Avanzaba poco a poco cual Admunsen azotado por la nieve, tratando de no golpear ni una sola de las bolsas para evitar que la basura cayese por el hueco roto.
Entonces, en un instante, otra de las bolsas se rompió. Por suerte sólo se rompieron las asas y no se desparramó nada de basura, con lo que me vi en medio de la calle tratando de volver a coger las nueve bolsas de nuevo, pero esta vez sosteniendo una de ellas sin el asa. ¿Por qué no volví a casa y cogí una bolsa nueva? Supongo que porque me era más cómodo seguir adelante con todo antes que volver y retroceder al hogar. Así que continué, y redoblando mis esfuerzos y adquiriendo dotes casi de equilibrista alcancé los cubos de basura un par de minutos después.
No te he contado este episodio tan emocionante de mi rutina diaria porque se me estén acabando las ideas para el blog. La verdad es que veo que en mi vida no hago más que acumular más y más bolsas de proyectos, de planes, de obligaciones que no pueden ser ignoradas, de agobios constantes, de prisas. Me veo sosteniendo montones de bolsas diferentes cada día y haciendo malabares para cumplir con todo y con todos. Me veo haciendo constantes equilibrios por la cuerda floja, metido en mil y un jaleos que me roban la paz y me quitan la vida. Me veo en la piel del hombre moderno.
Ese hombre moderno, ese hombre de hoy, ese hombre que vive acelerado, que no se concede un solo minuto de reflexión. Las bolsas de basura para él se hacen cada vez más pesadas y llega un punto en que no hace sino arrastrarlas por el suelo dejando un reguero de podredumbre. Ha abandonado -que no dejado- su casa, y cuando se le arruinó el primer proyecto se le rompió la primera bolsa y no fue capaz de volver atrás a por una bolsa nueva. Siguió empeñado en hacerlo todo solo y en sus fuerzas, trató de llegar a los contenedores por sí mismo. Los contenedores, que no eran sino un lacónico guiño de la imagen que tenía de sí mismo.

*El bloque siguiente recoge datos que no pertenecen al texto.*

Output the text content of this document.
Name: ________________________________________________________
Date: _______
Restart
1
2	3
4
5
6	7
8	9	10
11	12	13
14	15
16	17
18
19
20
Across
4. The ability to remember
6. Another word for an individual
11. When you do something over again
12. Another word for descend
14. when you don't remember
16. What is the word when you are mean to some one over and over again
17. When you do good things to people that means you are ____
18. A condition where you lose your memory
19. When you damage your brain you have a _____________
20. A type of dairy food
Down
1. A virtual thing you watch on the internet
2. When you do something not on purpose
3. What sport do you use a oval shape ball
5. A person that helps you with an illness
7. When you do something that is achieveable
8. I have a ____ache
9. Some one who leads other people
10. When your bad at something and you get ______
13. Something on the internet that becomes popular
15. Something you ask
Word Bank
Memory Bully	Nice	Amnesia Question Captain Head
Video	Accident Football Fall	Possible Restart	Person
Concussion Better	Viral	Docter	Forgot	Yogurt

El hombre moderno, que hizo valer aquella falsa premisa de que su voluntad era más fuerte que el mundo. Creyó que las bolsas no eran una prueba que tenía que superar, sino un sucio truco del destino que podía vencer y que le haría más grande que ninguno. No era capaz de entender la promesa y esperar, y su insatisfacción la atribuía siempre a que no tenía todo lo que quería. Siempre quería más y ese querer-nopoder era un pozo dentro de su alma.
Es verdad que era un hombre enteramente libre a los ojos de sus congéneres. Es verdad que su vida parecía plena y lo tenía todo para ser feliz. Pero era también verdad que luego cayó tan duramente que quiso volver a la matriz de la cual salió, pero no supo encontrar el camino de vuelta. Ese fue el momento en que desparramó todas las bolsas por el suelo y se encontró desnudo, a solas consigo mismo. En ese momento pudo salvar su alma. Pudo coger la senda estrecha que le devolvía a casa a todo lo que es noble y bueno. Pudo cargar más tarde con las bolsas y desechar aquellas bolsas innecesarias, siempre que no lo hiciera solo.
Pero el hombre moderno eligió volver a cargar con todas las bolsas, herido por la vanidad. Pagado de sí mismo, eligió la soledad en esta tierra. Muy cierto es que decidió en su libertad, pero al final ese hombre nunca alcanzó los contenedores. Y ese es el sitio al que pertenecen las bolsas de basura.
Creo no ir demasiado lejos cuando digo que no soy un hombre moderno. Y cuando volvía después de depositar las bolsas en el contenedor me sentía perfectamente ligero, porque sabía que tenía un hogar y siempre podía volver a casa, al lugar en el que nací, crecí y moriré.